HAY UNA MENTIRA QUE ME HA CONVENCIDO PARA SIEMPRE Y ES QUE ESCRIBIR SIRVE DE ALGO

Ardidos

Lo peor que puede pasar al que escribe, es sentir que las palabras no sirven, que ya está todo dicho, que de escarbar la tierra, la pala se pone de pelos de punta y traga para su adentro el réquiem y el pulso de los ojos. Al ring de un golpe de helio, cuando ya no queda nadie.

Son días de laberinto atando y desatando cuerdas al cuerpo de la estatua que se arranca de sus pies y cae como paloma enferma en el paso de tu olvido.
Pesa cien vidas, entre sus silencios. 100 siglos cuando buscas el nombre que abra el grifo de vino.
Es un tormento que se burla de sí mismo.

Mezclo cerveza con tu retrato desteñido echándome el color verde por la pared roja, roja y anémica de su rojo, sin esa voz ya nunca velando la sombra de los árboles.

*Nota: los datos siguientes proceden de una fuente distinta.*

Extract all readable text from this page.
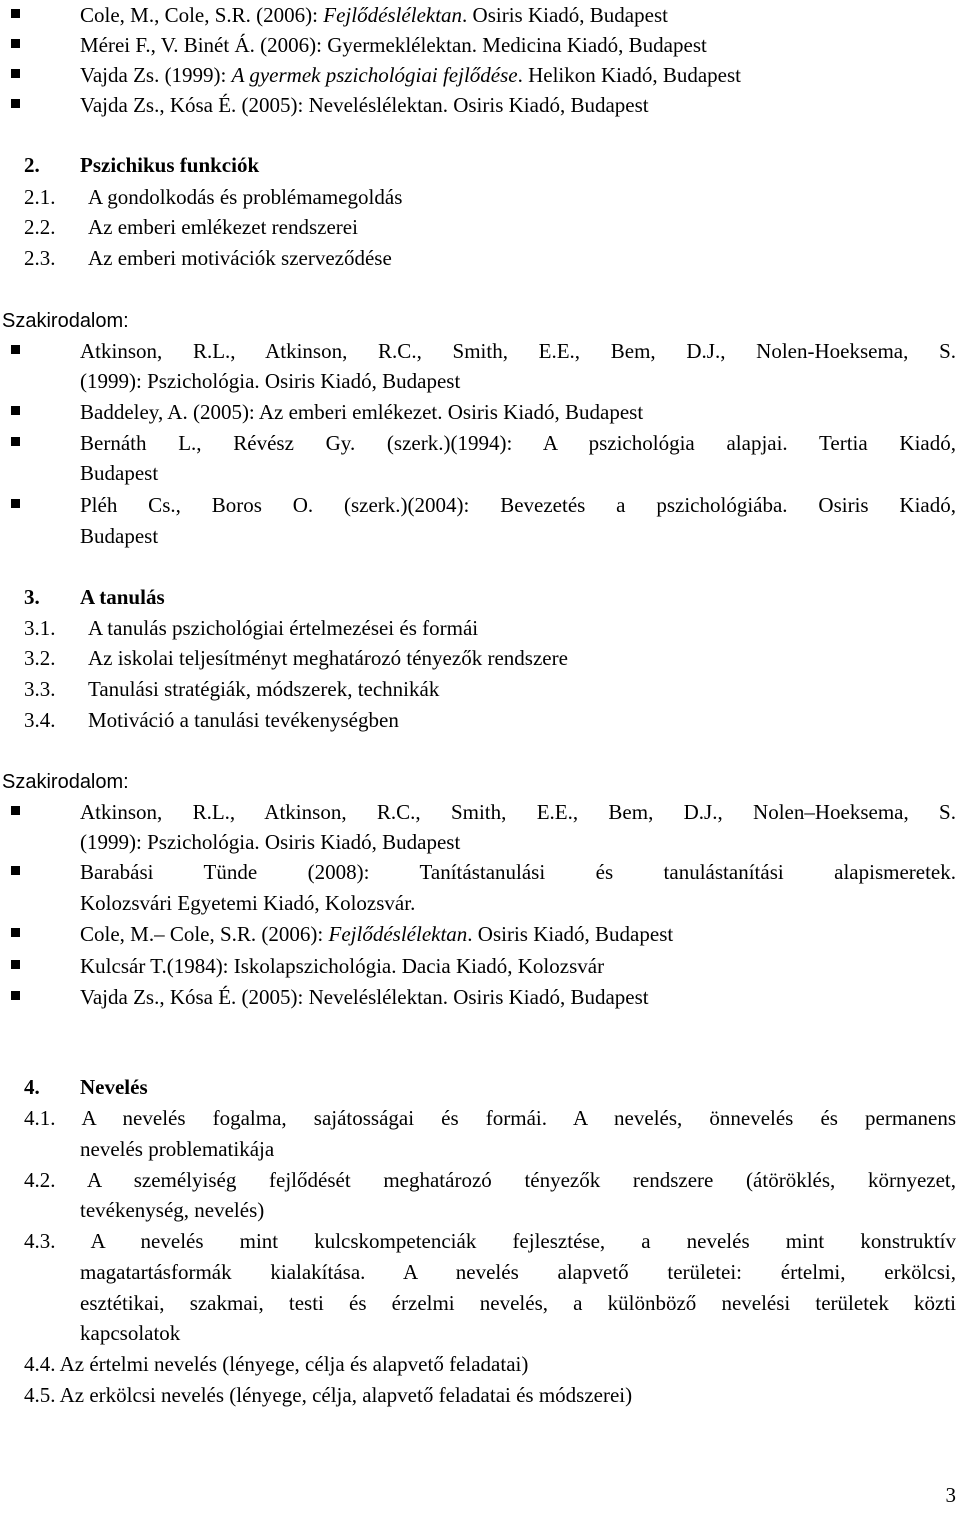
Cole, M., Cole, S.R. (2006): Fejlődéslélektan. Osiris Kiadó, Budapest
Mérei F., V. Binét Á. (2006): Gyermeklélektan. Medicina Kiadó, Budapest
Vajda Zs. (1999): A gyermek pszichológiai fejlődése. Helikon Kiadó, Budapest
Vajda Zs., Kósa É. (2005): Neveléslélektan. Osiris Kiadó, Budapest
2. Pszichikus funkciók
2.1. A gondolkodás és problémamegoldás
2.2. Az emberi emlékezet rendszerei
2.3. Az emberi motivációk szerveződése
Szakirodalom:
Atkinson, R.L., Atkinson, R.C., Smith, E.E., Bem, D.J., Nolen-Hoeksema, S.
(1999): Pszichológia. Osiris Kiadó, Budapest
Baddeley, A. (2005): Az emberi emlékezet. Osiris Kiadó, Budapest
Bernáth L., Révész Gy. (szerk.)(1994): A pszichológia alapjai. Tertia Kiadó,
Budapest
Pléh Cs., Boros O. (szerk.)(2004): Bevezetés a pszichológiába. Osiris Kiadó,
Budapest
3. A tanulás
3.1. A tanulás pszichológiai értelmezései és formái
3.2. Az iskolai teljesítményt meghatározó tényezők rendszere
3.3. Tanulási stratégiák, módszerek, technikák
3.4. Motiváció a tanulási tevékenységben
Szakirodalom:
Atkinson, R.L., Atkinson, R.C., Smith, E.E., Bem, D.J., Nolen–Hoeksema, S.
(1999): Pszichológia. Osiris Kiadó, Budapest
Barabási Tünde (2008): Tanítástanulási és tanulástanítási alapismeretek.
Kolozsvári Egyetemi Kiadó, Kolozsvár.
Cole, M.– Cole, S.R. (2006): Fejlődéslélektan. Osiris Kiadó, Budapest
Kulcsár T.(1984): Iskolapszichológia. Dacia Kiadó, Kolozsvár
Vajda Zs., Kósa É. (2005): Neveléslélektan. Osiris Kiadó, Budapest
4. Nevelés
4.1. A nevelés fogalma, sajátosságai és formái. A nevelés, önnevelés és permanens
nevelés problematikája
4.2. A személyiség fejlődését meghatározó tényezők rendszere (átöröklés, környezet,
tevékenység, nevelés)
4.3. A nevelés mint kulcskompetenciák fejlesztése, a nevelés mint konstruktív
magatartásformák kialakítása. A nevelés alapvető területei: értelmi, erkölcsi,
esztétikai, szakmai, testi és érzelmi nevelés, a különböző nevelési területek közti
kapcsolatok
4.4. Az értelmi nevelés (lényege, célja és alapvető feladatai)
4.5. Az erkölcsi nevelés (lényege, célja, alapvető feladatai és módszerei)
3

Y el patio es una sala de espera, alguien pide vez, para calzarse un traje de mármol, guantes de marihuana, sombrero de flores muertas. Y mis zapatos son obóes que chillan.
Y no hay temor, porque nadie quiere quedarse. Porque lo perdido, ya fue hasta el desgarro. Porque de error en error, pude amarte y fuiste isla, por autopsia de montaña, por sumas de embargos.